Now that the Times newspaper (of London) has three sorts of indexes, the original annual index, a CD-ROM based index and a new online index, it is worth looking up your surname there. For Boughton I found 87 references in the annual indexes covering the years 1790 to 1905. However you will then need to look up the microfilmed pages and this is a slow job even though the date, page and column is given in the index as well as indicating the sort of heading the entry was given. The headings are reasonably descriptive (as compared to the headings you get in modern newspapers) and cover Births, Deaths, Next of kin, Trials, Bankruptcies, Civil Actions (often very revealing), Divorce, Police, etc. The pay-to-view online index here is much faster, but it costs you!

Other daily newspapers do not have such a full index and while local papers might have been partly indexed by staff in the reference or local studies library, you really need to be willing to search around a date that you have already identified as being significant. Obviously this includes births, marriages and deaths but local papers have always tried to include things of note in the local community. For example, those present at laying a church foundation stone, a list of guests at the wedding of a neighbours' son or daughter and all too often in wartime, a list of the remaining family members on the death of a son or husband.

Surnames can be explored from other angles. If you have thought about writing off to one of the laboratories that are offering to analyse your genes, then keep in mind that it's unlikely that they can link you to a long-lost relative at present. As I indicated in Part 2, surname research of itself can be used to find out general information about where families may have originated. The most obvious example is a "foreign" name, i.e. one which does not appear to have originated in the county or country where family members are now. But bearing in mind that many new arrivals in the Americas and Britain changed their names on entry or later to make it easier to fit in, this might not be very successful in establishing where the family came from.

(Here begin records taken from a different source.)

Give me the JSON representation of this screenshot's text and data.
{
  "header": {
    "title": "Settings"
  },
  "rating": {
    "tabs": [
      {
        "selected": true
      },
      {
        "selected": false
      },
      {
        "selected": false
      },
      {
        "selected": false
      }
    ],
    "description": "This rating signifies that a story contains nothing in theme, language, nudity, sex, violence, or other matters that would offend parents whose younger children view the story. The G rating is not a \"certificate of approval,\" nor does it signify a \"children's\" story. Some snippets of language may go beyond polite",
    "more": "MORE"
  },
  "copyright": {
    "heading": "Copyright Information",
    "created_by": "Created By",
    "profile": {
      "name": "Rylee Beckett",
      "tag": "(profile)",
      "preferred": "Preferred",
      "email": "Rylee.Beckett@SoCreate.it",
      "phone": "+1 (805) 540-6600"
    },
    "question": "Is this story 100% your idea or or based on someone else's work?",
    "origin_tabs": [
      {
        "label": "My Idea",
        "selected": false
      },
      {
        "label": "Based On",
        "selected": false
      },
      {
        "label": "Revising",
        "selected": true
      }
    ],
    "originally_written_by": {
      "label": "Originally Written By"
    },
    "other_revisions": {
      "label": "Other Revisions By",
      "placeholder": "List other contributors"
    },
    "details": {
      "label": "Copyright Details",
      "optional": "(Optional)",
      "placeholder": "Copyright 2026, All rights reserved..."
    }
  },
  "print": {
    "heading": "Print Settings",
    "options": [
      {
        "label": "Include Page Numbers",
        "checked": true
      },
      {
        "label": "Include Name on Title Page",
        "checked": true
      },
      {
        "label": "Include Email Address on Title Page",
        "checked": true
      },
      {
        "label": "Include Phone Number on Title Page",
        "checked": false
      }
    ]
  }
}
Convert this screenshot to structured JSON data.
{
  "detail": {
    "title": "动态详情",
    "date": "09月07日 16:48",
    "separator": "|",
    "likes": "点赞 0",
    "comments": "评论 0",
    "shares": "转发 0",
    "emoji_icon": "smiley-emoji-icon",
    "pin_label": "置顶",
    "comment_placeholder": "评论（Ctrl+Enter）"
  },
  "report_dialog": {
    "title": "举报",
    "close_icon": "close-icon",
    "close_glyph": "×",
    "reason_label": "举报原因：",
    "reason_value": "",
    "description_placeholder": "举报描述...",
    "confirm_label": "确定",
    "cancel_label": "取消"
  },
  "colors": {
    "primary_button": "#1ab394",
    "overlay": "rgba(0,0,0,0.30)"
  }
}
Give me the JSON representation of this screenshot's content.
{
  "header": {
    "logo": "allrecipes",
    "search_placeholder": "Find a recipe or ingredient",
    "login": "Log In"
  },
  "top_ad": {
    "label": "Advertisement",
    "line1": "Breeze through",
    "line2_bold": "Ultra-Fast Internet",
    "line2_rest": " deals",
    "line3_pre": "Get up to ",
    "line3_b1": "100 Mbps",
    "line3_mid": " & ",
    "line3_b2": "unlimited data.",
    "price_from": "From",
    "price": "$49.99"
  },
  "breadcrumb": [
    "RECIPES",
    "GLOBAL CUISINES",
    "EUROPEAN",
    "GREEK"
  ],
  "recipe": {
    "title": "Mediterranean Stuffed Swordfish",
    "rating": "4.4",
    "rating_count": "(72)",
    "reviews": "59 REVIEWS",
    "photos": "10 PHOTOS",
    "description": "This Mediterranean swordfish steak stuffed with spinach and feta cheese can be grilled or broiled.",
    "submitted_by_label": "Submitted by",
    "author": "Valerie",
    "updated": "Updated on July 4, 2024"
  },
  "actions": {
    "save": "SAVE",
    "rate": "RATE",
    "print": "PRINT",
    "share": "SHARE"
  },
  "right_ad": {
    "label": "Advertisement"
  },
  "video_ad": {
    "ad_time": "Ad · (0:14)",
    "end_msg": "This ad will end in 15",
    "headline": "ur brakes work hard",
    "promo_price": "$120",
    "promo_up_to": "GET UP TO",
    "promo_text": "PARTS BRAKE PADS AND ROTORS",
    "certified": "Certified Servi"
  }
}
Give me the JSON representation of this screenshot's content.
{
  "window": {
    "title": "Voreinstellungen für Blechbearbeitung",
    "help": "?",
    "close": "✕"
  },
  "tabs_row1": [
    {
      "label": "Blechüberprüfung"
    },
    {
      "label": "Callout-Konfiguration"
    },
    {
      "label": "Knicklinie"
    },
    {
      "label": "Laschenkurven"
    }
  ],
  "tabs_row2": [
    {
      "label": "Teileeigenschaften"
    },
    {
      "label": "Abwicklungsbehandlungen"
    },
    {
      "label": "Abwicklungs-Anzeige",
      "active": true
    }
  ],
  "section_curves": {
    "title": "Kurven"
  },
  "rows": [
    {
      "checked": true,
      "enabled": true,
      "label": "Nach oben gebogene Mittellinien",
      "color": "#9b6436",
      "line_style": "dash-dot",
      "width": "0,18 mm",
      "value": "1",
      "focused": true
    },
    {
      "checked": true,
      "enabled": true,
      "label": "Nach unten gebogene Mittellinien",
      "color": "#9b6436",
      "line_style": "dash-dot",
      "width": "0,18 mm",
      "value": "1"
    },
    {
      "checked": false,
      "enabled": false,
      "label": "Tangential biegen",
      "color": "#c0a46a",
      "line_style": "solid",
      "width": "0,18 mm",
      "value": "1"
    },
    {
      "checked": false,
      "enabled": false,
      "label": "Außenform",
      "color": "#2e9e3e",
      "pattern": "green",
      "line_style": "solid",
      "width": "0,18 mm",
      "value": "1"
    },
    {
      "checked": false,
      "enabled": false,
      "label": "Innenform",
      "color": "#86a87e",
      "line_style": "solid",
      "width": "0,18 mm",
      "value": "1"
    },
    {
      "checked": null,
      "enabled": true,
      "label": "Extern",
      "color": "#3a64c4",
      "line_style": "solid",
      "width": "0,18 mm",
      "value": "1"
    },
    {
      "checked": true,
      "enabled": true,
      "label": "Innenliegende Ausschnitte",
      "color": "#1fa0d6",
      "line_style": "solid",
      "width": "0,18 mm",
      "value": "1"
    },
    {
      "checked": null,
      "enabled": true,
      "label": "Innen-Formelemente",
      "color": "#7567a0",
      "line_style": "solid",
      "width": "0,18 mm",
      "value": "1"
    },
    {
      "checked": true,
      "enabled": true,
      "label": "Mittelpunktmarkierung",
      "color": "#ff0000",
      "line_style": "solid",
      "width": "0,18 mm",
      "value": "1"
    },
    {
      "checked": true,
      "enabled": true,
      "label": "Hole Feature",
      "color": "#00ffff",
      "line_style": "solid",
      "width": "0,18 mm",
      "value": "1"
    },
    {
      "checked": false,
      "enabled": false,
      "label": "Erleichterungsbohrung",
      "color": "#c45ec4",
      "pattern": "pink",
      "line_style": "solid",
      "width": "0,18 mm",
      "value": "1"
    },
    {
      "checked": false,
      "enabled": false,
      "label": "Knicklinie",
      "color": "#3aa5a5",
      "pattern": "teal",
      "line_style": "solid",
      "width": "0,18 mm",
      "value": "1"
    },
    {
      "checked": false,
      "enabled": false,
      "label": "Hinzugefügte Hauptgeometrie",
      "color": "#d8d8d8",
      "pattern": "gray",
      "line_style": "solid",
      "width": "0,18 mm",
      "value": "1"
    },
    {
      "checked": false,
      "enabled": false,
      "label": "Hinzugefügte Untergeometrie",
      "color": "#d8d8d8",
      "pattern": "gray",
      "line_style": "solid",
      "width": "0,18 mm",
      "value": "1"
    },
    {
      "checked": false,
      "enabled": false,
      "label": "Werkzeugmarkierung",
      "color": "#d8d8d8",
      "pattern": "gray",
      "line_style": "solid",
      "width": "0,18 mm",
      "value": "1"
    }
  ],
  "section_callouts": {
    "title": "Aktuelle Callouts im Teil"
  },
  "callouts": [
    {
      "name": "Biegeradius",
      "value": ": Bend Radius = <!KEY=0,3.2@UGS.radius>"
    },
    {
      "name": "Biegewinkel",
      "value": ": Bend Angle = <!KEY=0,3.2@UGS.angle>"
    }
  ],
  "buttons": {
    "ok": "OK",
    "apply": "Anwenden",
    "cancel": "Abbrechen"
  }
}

After all, if you think about it globally there are a lot of surnames about and it does not need much of a change in spelling to prevent you linking one branch to another. Which is where genetics may have a part to play in the future once enough work has been done to provide a suitable basis.
Interestingly enough, there have been many studies using surnames as the basic data to examine inbreeding, longevity, inherited diseases and the effect of environmental factors so that there is a useful quantity of information that family historians may find useful. If you would like to read about this, have a look at "Surnames and Genetic Structure" by G.W. Lasker, Cambridge University Press, 1985, ISBN 978-0-521-05763-9. Not only does it have more than 8 pages of detail on the literature cited but has an appendix which presents computer-generated maps and distribution diagrams of 100 common surnames in England and Wales for 1975. So, if your name is there, you won't need to look at telephone directories. But now there are similar maps being produced to order from census information, which may offer more clues as to where your family originated.